The United States should initiate negotiations with the Marshall Islands to reach a new settlement for nuclear compensation. The two sides should reach an agreement that is viewed as fair by both parties, based on the latest data and on acknowledgement that new information may arise. The settlement should exceed the figure previously sought by the tribunal, because it should also address U.S. policies that were later declassified, including the burial of nuclear waste from Nevada, the knowing endangerment of the people of Rongelap, Project 4.1, and more. In addition, the United States should build an oncology center in the Marshall Islands, which currently has none (Marshallese have to seek treatment in Asia or Hawaii). When a deal is reached, the White House should make a full and unreserved apology for nuclear testing and all of the wrongs associated with it.

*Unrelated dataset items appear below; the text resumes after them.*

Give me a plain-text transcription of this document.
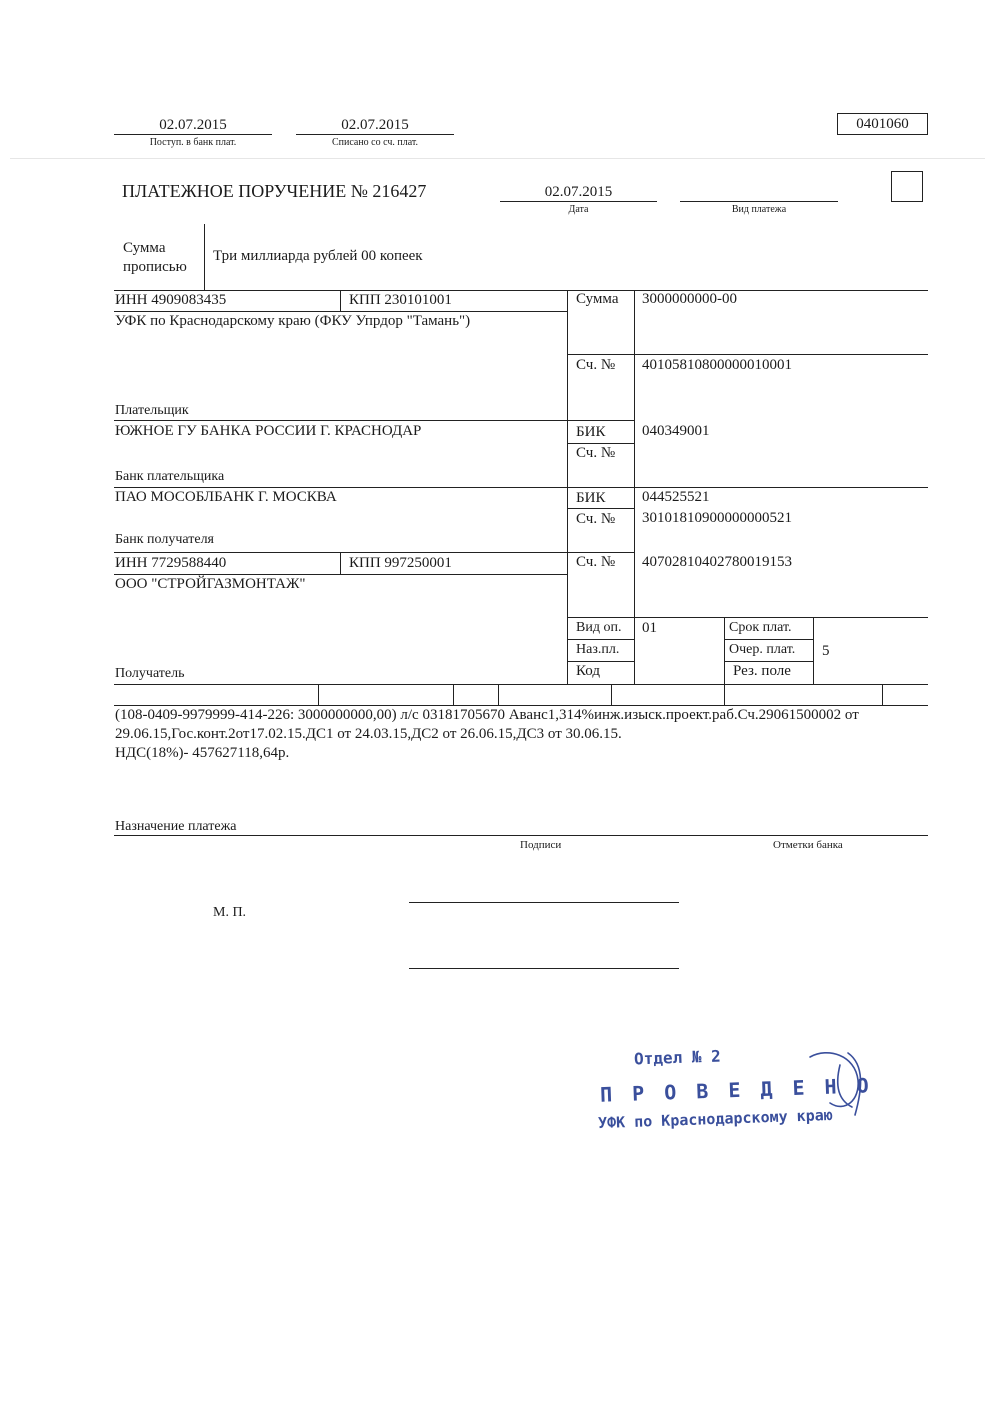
02.07.2015
Поступ. в банк плат.
02.07.2015
Списано со сч. плат.
0401060
ПЛАТЕЖНОЕ ПОРУЧЕНИЕ № 216427	02.07.2015
Дата	Вид платежа
Сумма прописью
Три миллиарда рублей 00 копеек
ИНН 4909083435	КПП 230101001
УФК по Краснодарскому краю (ФКУ Упрдор "Тамань")
Плательщик
Сумма 3000000000-00
Сч. № 40105810800000010001
ЮЖНОЕ ГУ БАНКА РОССИИ Г. КРАСНОДАР
Банк плательщика
БИК 040349001
Сч. №
ПАО МОСОБЛБАНК Г. МОСКВА
Банк получателя
БИК 044525521
Сч. № 30101810900000000521
ИНН 7729588440	КПП 997250001
ООО "СТРОЙГАЗМОНТАЖ"
Получатель
Сч. № 40702810402780019153
Вид оп. 01
Наз.пл.
Код
Срок плат.
Очер. плат. 5
Рез. поле
(108-0409-9979999-414-226: 3000000000,00) л/с 03181705670 Аванс1,314%инж.изыск.проект.раб.Сч.29061500002 от
29.06.15,Гос.конт.2от17.02.15.ДС1 от 24.03.15,ДС2 от 26.06.15,ДС3 от 30.06.15.
НДС(18%)- 457627118,64р.
Назначение платежа
Подписи	Отметки банка
М. П.
Отдел № 2
П Р О В Е Д Е Н О
УФК по Краснодарскому краю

Finally, the U.S. government should consider what it has to gain, not what it has to lose. Paying full compensation to the Marshall Islands would strengthen Washington’s relationship with this key partner as it becomes increasingly important to U.S. defense planning, and would neutralize China’s main rhetorical weapon to undermine U.S. influence there. Paying full compensation would give the United States a higher standing in the Pacific region and the world. Paying full compensation — finally addressing the nuclear injustice after decades of inaction — is the right thing to do.
(Editor’s note: In the seventh paragraph, the amount requested by the Marshall Islands Nuclear Claims Tribunal, in today’s dollar, has been corrected to about $3.4 billion.)